Preliminary September Class 8 truck net orders saw annual declines, according to data respectively issued this week by FTR and ACT Research.
FTR reported that preliminary September Class 8 truck net orders, at 20,500 units, rose 60% over August and fell 41% annually, representing the ninth consecutive month of annual declines, which it called a concerning trend as order boards open for 2026 production. It added that orders were far below the 10-year September average of 29,499 units, underscoring fleet hesitancy amid trade tensions, tariff uncertainty, and broader economic headwinds weighing on freight demand.

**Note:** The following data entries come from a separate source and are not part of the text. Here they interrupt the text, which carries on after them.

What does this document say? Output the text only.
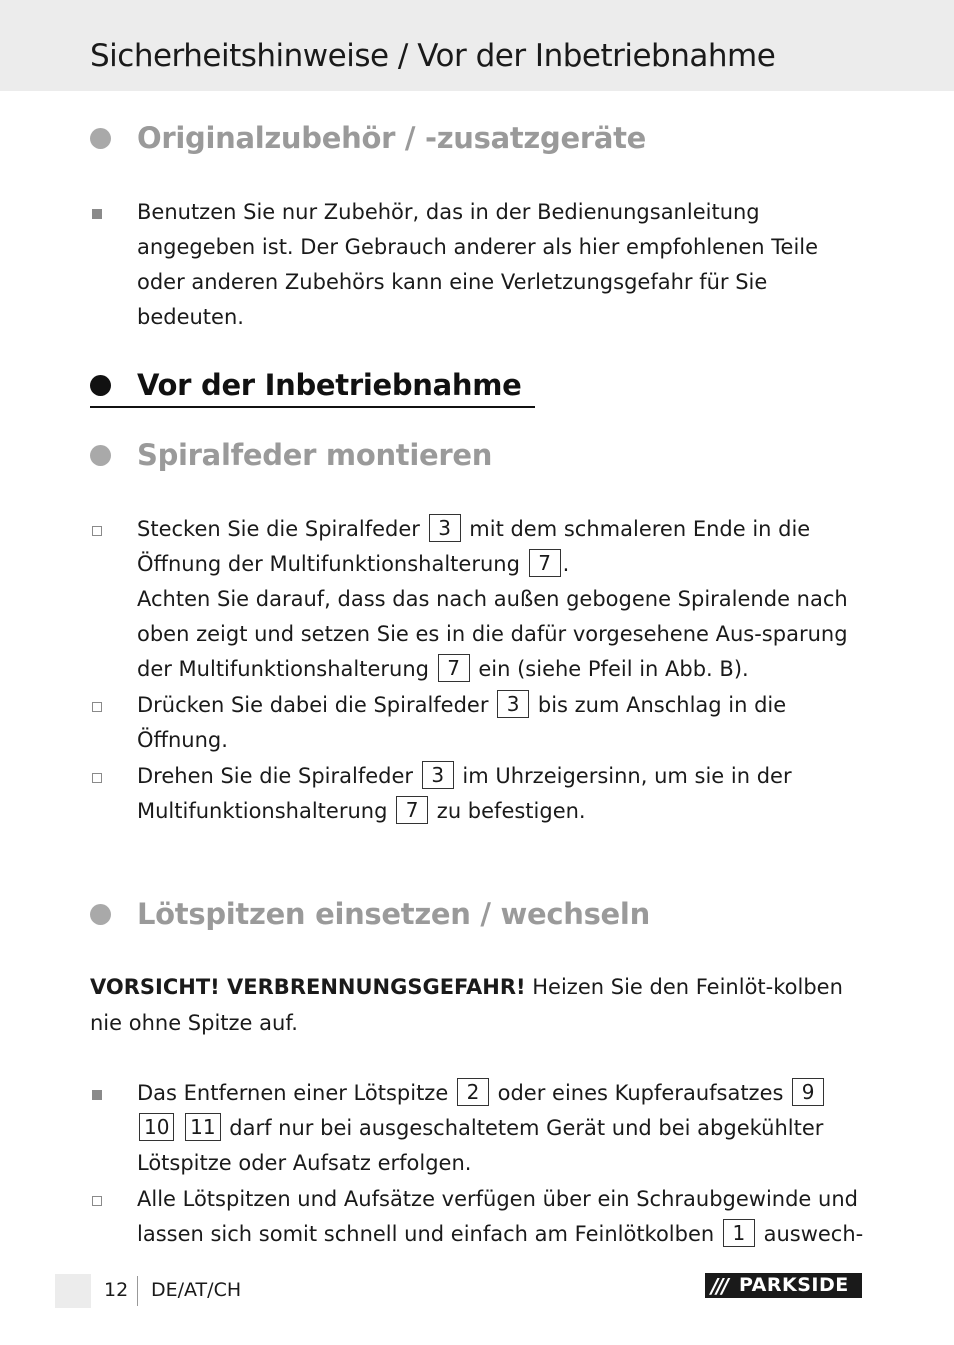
Sicherheitshinweise / Vor der Inbetriebnahme
Originalzubehör / -zusatzgeräte
Benutzen Sie nur Zubehör, das in der Bedienungsanleitung angegeben ist. Der Gebrauch anderer als hier empfohlenen Teile oder anderen Zubehörs kann eine Verletzungsgefahr für Sie bedeuten.
Vor der Inbetriebnahme
Spiralfeder montieren
Stecken Sie die Spiralfeder 3 mit dem schmaleren Ende in die Öffnung der Multifunktionshalterung 7 .
Achten Sie darauf, dass das nach außen gebogene Spiralende nach oben zeigt und setzen Sie es in die dafür vorgesehene Aus-sparung der Multifunktionshalterung 7 ein (siehe Pfeil in Abb. B).
Drücken Sie dabei die Spiralfeder 3 bis zum Anschlag in die Öffnung.
Drehen Sie die Spiralfeder 3 im Uhrzeigersinn, um sie in der Multifunktionshalterung 7 zu befestigen.
Lötspitzen einsetzen / wechseln
VORSICHT! VERBRENNUNGSGEFAHR! Heizen Sie den Feinlöt-kolben nie ohne Spitze auf.
Das Entfernen einer Lötspitze 2 oder eines Kupferaufsatzes 9 10 11 darf nur bei ausgeschaltetem Gerät und bei abgekühlter Lötspitze oder Aufsatz erfolgen.
Alle Lötspitzen und Aufsätze verfügen über ein Schraubgewinde und lassen sich somit schnell und einfach am Feinlötkolben 1 auswech-
12 DE/AT/CH	/// PARKSIDE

It also said that both vocational and on-highway segments posted solid gains with the latter driving most of the sequential growth. But on-highway also accounts for the bulk of the annual decline, keeping the outlook cautious, it said. Class 8 orders have totaled 237,467 units over the past 12 months, according to FTR.
And FTR also observed that the weak start to the 2026 order season shows that core industry pressures remain.
“Month-to-month gains offer only temporary relief as annual declines highlight weak freight demand, strained carrier profitability, and subdued fleet confidence,” said FTR. “This environment creates uncertainty for OEMs and suppliers, and order activity likely will remain volatile. Without a recovery in freight volumes and rates, fleets will continue to limit replacement and expansion, delaying any meaningful rebound in equipment demand.”
What’s more, Dan Moyer, senior analyst, commercial vehicles, observed how on September 25, President Trump announced on social media a 25% Section 232 tariff on imported heavy-duty trucks, effective October 1.
“However, no official details have been released from the U.S. government yet,” he said. “It remains unclear when the tariff might be implemented and whether the tariff also covers medium-duty trucks, parts, or USMCA-compliant imports. The news has already rattled fleets, OEMs, and suppliers coping with weak demand, rising costs, and fragile supply chains. The tariff adds to an already difficult trade environment. Steel, aluminum, and copper duties remain at 50%, raising component costs, and reciprocal tariffs for major trading partners further complicate sourcing.
The immediate effect will be higher truck prices, assuming the tariff is officially implemented. Imported Class 8 trucks will face a 25% surcharge, and U.S.-built models may see added costs from imported parts. Some fleets are likely to delay or cancel orders, boosting demand for used trucks as operators extend vehicle lifecycles. Reshoring may accelerate, but U.S. factories are hampered by labor constraints, high costs, and infrastructure limits. In the near term, the market faces higher prices, supply chain disruptions, and ongoing uncertainty.”
ACT data: ACT reported that September preliminary North America Class 8 net orders, at 20,800 units, were off 44% annually.
“On a seasonally adjusted basis, Class 8 orders totaled 18,800 units, a 225k SAAR. On a 6-and 12-month basis, orders continue to trend down, at 178k and 235k, respectively,” said Carter Vieth, Research Analyst at ACT Research. “The longest for-hire downturn in history continues to weigh on tractor demand as freight rates continue to run below inflation levels. And even as more tariffs are imposed, the nation awaits a verdict on IEEPA tariffs in a case the Supreme Court will hear in early November. On top of tariffs, the industry awaits the announcement from the EPA on the future of low-NOx regulation. Quite the Q3 for the industry, and a challenging start to the opening of 2026 order boards.”